I’m a little late writing my first blog of the year, but it’s not because I was depressed and that is a huge accomplishment. I can remember starting the new year depressed and afraid of what the year was going to bring, whether I brought the New Year in at church or at home, I still felt empty, afraid, and sad. While everyone was talking about changing and doing better, I was afraid of being stuck in the same place, dealing with the same thing; but we are only limited by our mindset. If you believe nothing will change, then nothing will change. We can read a million self-help books or make a hundred resolutions and nothing will change until we change our way of thinking. Your mindset is a very important tool and it can either help or hurt you, but if you really want to change, you have to change your mindset first!
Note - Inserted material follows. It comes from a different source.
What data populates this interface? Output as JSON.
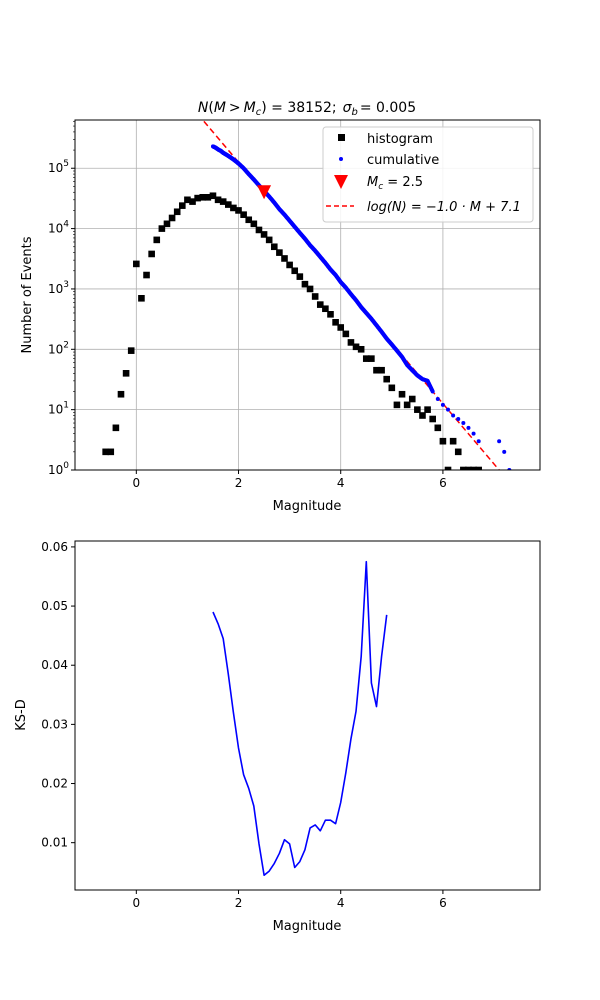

I had to really just buckle down and realize that I only have one life to live and I cannot live it trying to always make other people happy, while killing my own self deep inside. 2017 taught me to put myself first. Not in a selfish way, but in a healthy way. I can’t help someone else if I can’t even help myself and I realized that there were a lot of people in my life that I had to let go of. Yes, it hurts but everyone just isn’t mean to go where God is leading you in life. Although, I’ve worked hard on my marriage and have written blog after blog, sought counseling, etc. I realized that sometimes no matter how much we want something to work, sometimes it is just not God’s plan. No matter how much time we have invested or how many years it’s been, sometimes it’s best to say goodbye, especially when only one person is willing to do the work to make it work. If both parties are not willing to make a marriage or relationship work then there is no point in hanging on… no matter how much you love that person.
2017 was also a year of self-reflection for me as I got a good, hard look at myself and I really did not like the person I saw. Although 2017 Patti was a lot better than 2016 Patti and 2015 Patti, she was still holding herself back, afraid to disappoint or hurt the people in her life. I soon realized that I had to eliminate some of the relationships in my life, some friends and family. As much as people claim to don’t mind losing friends or family, that’s not true. It hurt me to end some friendships and relationships, but no relationship whether familial or friendship should be one-sided and if you are in a one-sided relationship, get out now, because you will never win or gain anything meaningful from the relationship.
I’m still learning and I know I have a long way to go. I used to be so afraid to even think that my marriage was failing and that I was going to end up divorce. I was so afraid that I allowed myself to pretend that things weren’t that bad, that it was all in my mind, but it wasn’t all in my mind. I just overlooked the warnings. I was afraid of losing this invisible prize that the world had awarded me and my husband because we had been together so long, but longevity don’t make a relationship strong, right, or better than any other relationship. Again that’s something that I had to learn and still learning, but now I’m open to learning, whereas I used to shut down any opportunity to really learn about relationships and about myself, but once you recognize your worth, you refuse to continue to settle for less. This year, I vow to get all that is due to me. I vow to know my worth and never settle for less. It may end up with me being divorce and losing more friends, but mentally and physically, I’M PREPARED!
No new year’s resolution, just a promise to focus on myself and getting my life together!